SPOILER ALERT: Before you read this post, finish digging that hole in the front yard and watch the latest episode of Breaking Bad.
Hello, Tuned In readers! While TIME’s TV swami James Poniewozik is on vacation, I’ll be guest-blogging the next two episodes of Breaking Bad. (Now I know how Jesse felt the first time he tried to cook Mr. White’s meth on his own.)
The last few weeks have been measured and patient even by the standards of a show that burns slow. For some viewers, “Cornered” may be the episode that tips anticipation into slight frustration, because much of it felt like summary. (Does that mean we’re recapping a recap?) For instance, the morning after Walt’s boozy outburst, Skyler lays out a case for going to the police that also boils down the show’s premise: “Schoolteacher! Cancer! Desperate for money!” Later, Walt explains to Jesse what we learned last week: that in “saving” Mike from an ambush, Jesse was in fact the unwitting lead actor in a Gus Fring Production, and that Gus is trying to “drive a wedge” between his two cooks. Even the cold open—two of Gus’s henchmen firing on the door of a Pollos Hermanos truck, shooting circles of daylight inside as they die of carbon monoxide poisoning—mirrored the cold open from “Bullet Points” just two weeks back. (Maybe “Bullet Points of Light” should get its own square on Breaking Bad Bingo.)
Familiar, too, was scene after scene of Walter White’s pride and insecurity getting the best of him—blinding him to how to read people, or situations, or emotions other than those attached to his own impulses. Instead of calmly assuaging his wife’s concerns, Walt tries to put Skyler in her place with snarling action-hero posturing. (I look forward to the T-shirts, mugs, GIFs and miscellaneous Internet memes that result from “I AM THE ONE WHO KNOCKS,” a catchphrase worthy of Daniel Plainview.) Instead of sucking it up and cleaning the lab himself, he waves some cash at three women working at Gus’ laundry facility, which puts them on a bus back to Honduras and no doubt further alienates Gus. Instead of letting Bogdan have his moment of superiority at the car wash, Walt has to bristle and sneer and one-up him, all for the price of a soda. (Something tells me that this is not the last we see of those eyebrows.)
And to judge by his confrontation with Jesse, Walt, too, is reading from a Gus Fring script. Walt’s fatherly love for his former student, as flawed as it may be, is one of his last redeeming traits, but he’s never really figured out how to talk to the kid. In trying to set Jesse straight about Gus’s intentions (“This whole thing, all of this—it’s all about me”), he manages to insult and belittle Jesse just as those field trips with Uncle Mike are starting to build him up following a lost weekend binging on drugs and Go-Karts. Jesse was one of Walt’s worst students, but he’s passed his first two Mike tests with flying colors: first the fake sneak attack, and now the accelerated stakeout at the home of meth enthusiast Tucker and his unnamed companion (who, in a frisson of network synergy, appears to be an extra from the set of AMC’s The Walking Dead). Jesse’s ruse to lure Tucker Methhead out of the house by digging a hole in his yard (why? “You know why”) is hilariously odd, purely intuitive, and utterly perfect—a classic Breaking Bad writers’ curveball (with shades of Tom Sawyer whitewashing the fence). Though he has to step in when Jesse makes the mistake of putting thoughts into No-Name Methhead’s head, Mike is impressed.

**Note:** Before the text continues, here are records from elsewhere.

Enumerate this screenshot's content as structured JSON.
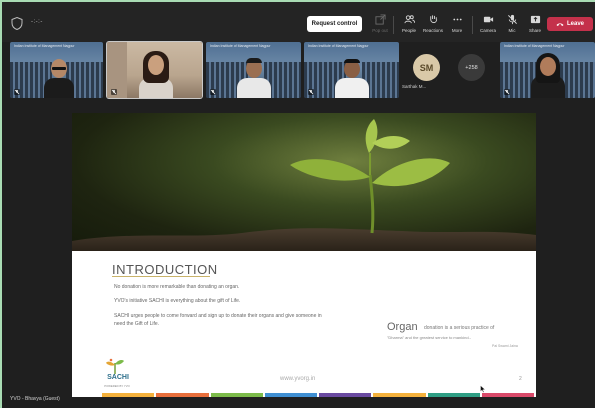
{
  "meeting": {
    "timer": "-:-:-",
    "request_control_label": "Request control",
    "toolbar": [
      {
        "label": "Pop out",
        "icon": "pop-out-icon",
        "dim": true
      },
      {
        "label": "People",
        "icon": "people-icon"
      },
      {
        "label": "Reactions",
        "icon": "reactions-icon"
      },
      {
        "label": "More",
        "icon": "more-icon"
      },
      {
        "label": "Camera",
        "icon": "camera-icon"
      },
      {
        "label": "Mic",
        "icon": "mic-icon"
      },
      {
        "label": "Share",
        "icon": "share-icon"
      }
    ],
    "leave_label": "Leave",
    "leave_color": "#c4314b"
  },
  "participants": {
    "tiles": [
      {
        "caption": "Indian Institute of Management Nagpur"
      },
      {
        "caption": ""
      },
      {
        "caption": "Indian Institute of Management Nagpur"
      },
      {
        "caption": "Indian Institute of Management Nagpur"
      },
      {
        "caption": "Indian Institute of Management Nagpur"
      }
    ],
    "avatar_initials": "SM",
    "avatar_name": "Sarthak M...",
    "more_count": "+258"
  },
  "slide": {
    "title": "INTRODUCTION",
    "paragraphs": [
      "No donation is more remarkable than donating an organ.",
      "YVO's initiative SACHI is everything about the gift of Life.",
      "SACHI urges people to come forward and sign up to donate their organs and give someone in need the Gift of Life."
    ],
    "quote_word": "Organ",
    "quote_rest": "donation is a serious practice of",
    "quote_line2": "\"Dharma\" and the greatest service to mankind.-",
    "quote_attr": "Pai Swami Jaina",
    "logo_name": "SACHI",
    "logo_sub": "POWERED BY YVO",
    "website": "www.yvorg.in",
    "page_number": "2",
    "accent_colors": [
      "#f4b13c",
      "#e86f3c",
      "#7cbb4a",
      "#3f8fd2",
      "#6a4aa0",
      "#f4b13c",
      "#2f9e84",
      "#d94a6a"
    ]
  },
  "presenter_label": "YVO - Bhavya (Guest)"
}
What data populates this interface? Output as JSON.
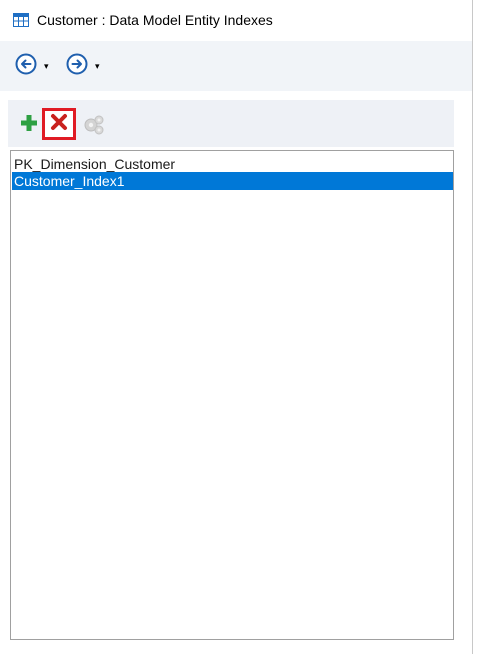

Is Gus? Only the Chicken Man knows. “I like to think I see things in people,” Gus tells Jesse toward episode’s end—a sphinx-like prophecy that rhymes with the question Walt puts to Skyler at the start: “Who are you talking to right now? Who is it you think you see?” In Jesse, does Gus see only an unreliable weapon to turn against Walt? Or is it conceivable that he at long last sees something more? Knowing Breaking Bad, the answer might be less obvious than it first appears.
Now, in the great Poniewozik tradition, your hail of bullets:
—I’m not entirely sure I understand why, in Skyler’s mind, buying a car wash is A-OK but a bottle of champagne and a flashy car could blow the Whites’ cover.
—Speaking of new wheels, Walter Jr. provides the episode’s sole note of merriment when he plays his dad like a violin at the car lot. Walter Sr., learn from your son how to turn a situation to your advantage!
—Audio of the week: No-Name Methhead shouting for Tucker Methhead with the frothing hysteria of a rabid dog. A rabid zombie dog. A rabid zombie dog ON METH.
—Visuals of the week: The cartel foot soldiers snacking nonchalantly as their targets suffocate a few yards away; the cutaway of Tucker Methhead digging himself into a frenzy; a windswept Skyler looking to her baby for reassurance after the coin toss at Four Corners. Does Holly have a big move in her immediate future?